Purpose To assess long-term functional results after vitrectomy for stages 4 and 5 retinopathy of prematurity (ROP).
Methods Retrospective analysis of data from eyes that underwent lens-sparing vitrectomy (LSV) or combined lensectomy and vitrectomy (LV) and had a follow-up of at least 5 years.
Results Eighty-eight eyes of 65 infants who underwent LSV or LV for stage 4 or 5 ROP were included in the study. The mean follow-up was 6.9 years. The anatomic success rate was 89% (17/19) for stage 4A, 63% (24/38) for stage 4B, and 42% (13/31) for stage 5. Forty-five eyes (51%) had measurable visual acuity (VA). The approximate Snellen VA equivalent was 20/550 for stage 4A, 20/1600 for stage 4B, and 20/4000 for stage 5. The remaining 39% (34/88) had light perception or no light perception.

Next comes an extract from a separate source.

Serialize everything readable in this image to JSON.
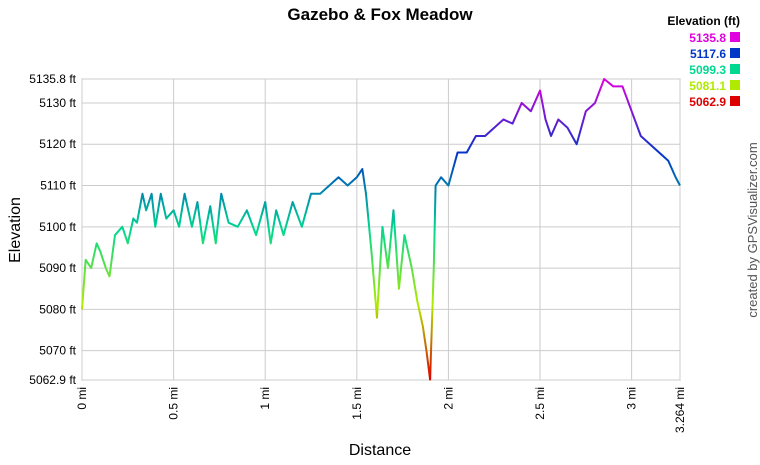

Owing to neurological conditions, VA in nine eyes (10%) could not be measured. Anatomic and visual outcomes were not associated with surgical technique.
Conclusions Surgery for stage 4A ROP has better visual success. Acceptable vision for stage 4B and poor for stage 5 ROP, despite retinal reattachment, is thought to be secondary to irreversible injury to either the retina or visual nervous pathways, or both.